The story has strong possibility, with a film crew deep in the woods, suddenly under attack by actual monsters. It should have been a fun, entertaining, low budget, horror comedy. What happens is that so many ideas and elements are thrown together in a make-shift concept that falls apart mostly due to poor execution. The cast are not convincible- I am not even sure the actors really got what the director was going for with “Monsters In The Woods”. The different concepts do more to crowd the film with indirection and distraction than to create a strong single, concise story arc.

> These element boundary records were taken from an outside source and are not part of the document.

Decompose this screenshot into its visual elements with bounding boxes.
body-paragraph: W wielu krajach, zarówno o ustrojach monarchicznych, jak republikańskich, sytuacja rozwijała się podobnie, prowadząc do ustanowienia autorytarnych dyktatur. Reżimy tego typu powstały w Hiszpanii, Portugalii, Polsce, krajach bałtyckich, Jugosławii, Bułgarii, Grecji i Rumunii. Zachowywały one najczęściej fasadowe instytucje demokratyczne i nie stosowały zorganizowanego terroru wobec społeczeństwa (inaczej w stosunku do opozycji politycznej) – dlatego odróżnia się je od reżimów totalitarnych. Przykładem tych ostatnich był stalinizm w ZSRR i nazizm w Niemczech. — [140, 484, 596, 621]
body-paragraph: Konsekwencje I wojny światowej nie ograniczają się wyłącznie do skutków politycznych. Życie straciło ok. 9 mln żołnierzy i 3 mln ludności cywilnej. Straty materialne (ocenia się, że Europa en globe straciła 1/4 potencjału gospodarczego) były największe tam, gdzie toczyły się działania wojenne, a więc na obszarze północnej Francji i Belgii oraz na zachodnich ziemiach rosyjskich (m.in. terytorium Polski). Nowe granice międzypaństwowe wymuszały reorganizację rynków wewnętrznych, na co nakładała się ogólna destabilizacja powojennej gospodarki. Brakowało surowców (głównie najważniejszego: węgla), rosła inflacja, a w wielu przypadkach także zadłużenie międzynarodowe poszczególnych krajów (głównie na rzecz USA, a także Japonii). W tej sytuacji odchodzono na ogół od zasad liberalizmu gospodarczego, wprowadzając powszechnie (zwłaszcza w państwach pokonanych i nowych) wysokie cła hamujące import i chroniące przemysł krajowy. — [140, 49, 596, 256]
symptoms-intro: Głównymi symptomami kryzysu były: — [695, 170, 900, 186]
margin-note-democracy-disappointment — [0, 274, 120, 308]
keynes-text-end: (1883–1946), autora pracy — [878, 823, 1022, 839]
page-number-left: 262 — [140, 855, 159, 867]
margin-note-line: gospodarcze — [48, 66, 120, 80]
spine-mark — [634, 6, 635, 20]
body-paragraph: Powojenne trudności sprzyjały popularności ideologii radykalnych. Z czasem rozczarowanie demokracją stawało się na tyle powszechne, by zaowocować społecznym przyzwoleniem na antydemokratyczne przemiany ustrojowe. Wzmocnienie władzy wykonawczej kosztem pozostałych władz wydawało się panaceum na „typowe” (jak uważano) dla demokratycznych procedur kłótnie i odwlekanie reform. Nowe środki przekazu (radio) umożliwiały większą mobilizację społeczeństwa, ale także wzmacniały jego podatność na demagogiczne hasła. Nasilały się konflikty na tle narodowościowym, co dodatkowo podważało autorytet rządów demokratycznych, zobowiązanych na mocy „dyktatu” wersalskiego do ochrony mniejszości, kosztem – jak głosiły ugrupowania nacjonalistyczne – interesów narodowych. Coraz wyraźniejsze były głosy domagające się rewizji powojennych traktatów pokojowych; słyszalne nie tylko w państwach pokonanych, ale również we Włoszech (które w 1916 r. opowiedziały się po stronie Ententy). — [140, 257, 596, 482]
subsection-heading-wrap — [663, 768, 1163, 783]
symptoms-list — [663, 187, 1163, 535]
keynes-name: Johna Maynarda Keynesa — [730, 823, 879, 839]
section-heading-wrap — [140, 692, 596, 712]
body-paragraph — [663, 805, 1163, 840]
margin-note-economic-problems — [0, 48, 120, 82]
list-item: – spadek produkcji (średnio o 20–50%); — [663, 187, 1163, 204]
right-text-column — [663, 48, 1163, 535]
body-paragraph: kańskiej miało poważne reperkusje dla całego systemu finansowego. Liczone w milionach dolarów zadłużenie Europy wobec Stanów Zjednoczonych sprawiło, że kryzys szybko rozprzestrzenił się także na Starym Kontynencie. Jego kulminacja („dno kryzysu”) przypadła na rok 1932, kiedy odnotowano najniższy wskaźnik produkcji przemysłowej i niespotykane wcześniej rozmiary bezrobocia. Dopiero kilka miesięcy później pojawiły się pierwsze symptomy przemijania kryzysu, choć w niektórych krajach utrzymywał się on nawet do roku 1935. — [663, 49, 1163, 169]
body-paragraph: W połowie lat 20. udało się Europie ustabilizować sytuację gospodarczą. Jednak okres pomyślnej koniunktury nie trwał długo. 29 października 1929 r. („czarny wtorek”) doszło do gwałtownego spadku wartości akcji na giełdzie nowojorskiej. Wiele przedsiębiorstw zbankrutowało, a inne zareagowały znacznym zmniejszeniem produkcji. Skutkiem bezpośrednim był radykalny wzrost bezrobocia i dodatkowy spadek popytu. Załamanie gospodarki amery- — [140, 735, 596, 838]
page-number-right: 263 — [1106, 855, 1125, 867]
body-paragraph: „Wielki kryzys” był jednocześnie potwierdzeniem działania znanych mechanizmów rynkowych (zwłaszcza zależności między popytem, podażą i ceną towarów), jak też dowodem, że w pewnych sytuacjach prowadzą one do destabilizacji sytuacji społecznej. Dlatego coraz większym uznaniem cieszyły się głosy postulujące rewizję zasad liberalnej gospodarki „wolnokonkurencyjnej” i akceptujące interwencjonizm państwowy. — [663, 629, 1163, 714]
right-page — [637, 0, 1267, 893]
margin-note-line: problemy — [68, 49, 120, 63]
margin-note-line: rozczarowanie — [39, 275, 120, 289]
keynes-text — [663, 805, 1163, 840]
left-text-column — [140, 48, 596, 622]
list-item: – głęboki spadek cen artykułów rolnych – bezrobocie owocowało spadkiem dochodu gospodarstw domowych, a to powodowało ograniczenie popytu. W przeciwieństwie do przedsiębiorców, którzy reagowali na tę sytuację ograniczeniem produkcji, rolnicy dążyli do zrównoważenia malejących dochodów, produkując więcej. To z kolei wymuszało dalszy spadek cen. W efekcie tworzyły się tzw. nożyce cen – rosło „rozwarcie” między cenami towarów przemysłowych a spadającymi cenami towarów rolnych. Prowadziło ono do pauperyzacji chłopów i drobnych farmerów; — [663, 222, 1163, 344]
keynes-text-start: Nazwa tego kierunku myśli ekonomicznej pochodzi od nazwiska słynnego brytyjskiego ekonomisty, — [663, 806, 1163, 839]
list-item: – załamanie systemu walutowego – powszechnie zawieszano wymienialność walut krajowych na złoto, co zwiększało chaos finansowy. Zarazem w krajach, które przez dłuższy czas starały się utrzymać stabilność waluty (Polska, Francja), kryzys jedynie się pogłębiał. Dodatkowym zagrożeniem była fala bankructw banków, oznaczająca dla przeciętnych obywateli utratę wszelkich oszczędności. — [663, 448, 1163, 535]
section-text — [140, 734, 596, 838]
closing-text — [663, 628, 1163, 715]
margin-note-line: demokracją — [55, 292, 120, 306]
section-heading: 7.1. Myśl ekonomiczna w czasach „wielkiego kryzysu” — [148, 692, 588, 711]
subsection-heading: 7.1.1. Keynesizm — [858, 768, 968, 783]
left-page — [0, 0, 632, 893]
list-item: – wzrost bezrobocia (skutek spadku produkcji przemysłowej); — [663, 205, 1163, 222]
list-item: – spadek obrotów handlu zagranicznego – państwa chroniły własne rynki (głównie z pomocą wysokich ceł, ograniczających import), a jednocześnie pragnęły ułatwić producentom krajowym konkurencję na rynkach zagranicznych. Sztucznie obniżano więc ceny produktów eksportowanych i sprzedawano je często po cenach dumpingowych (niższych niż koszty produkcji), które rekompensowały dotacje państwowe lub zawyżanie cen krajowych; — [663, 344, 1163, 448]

The special effects used in “Monsters In The Woods” are by far some of the weakest. Even with cheap effects on a low budget, execution is crucial to pulling off the practical, and desired vision of he story. In the film things sort of look too dime store constume-y, than professional effects. There is nudity and screams galore. Blood spatters and monsters rage. However it isn’t powerful enough to cover or over-shadow all the flaws this film gives us. Most notable a poor sound quality. Big no-no, and movie killer for even the best of stories with a decent budgets.
Overall, “Monsters In The Woods” teases an entertaining, homage to b-movie madness but fails to deliver. I followed the film’s production and looked forward to finally seeing the finished product. Needless to say-I am disappointed. There is just too much that fails in this one for me to like the movie. Once again it proves the adage-“less is more”when it comes to concepts-put the more into special effects and sound. See the film if you just want to kill some time out of idle curiosity-but just be aware that it isn’t J. Horton’s finest work.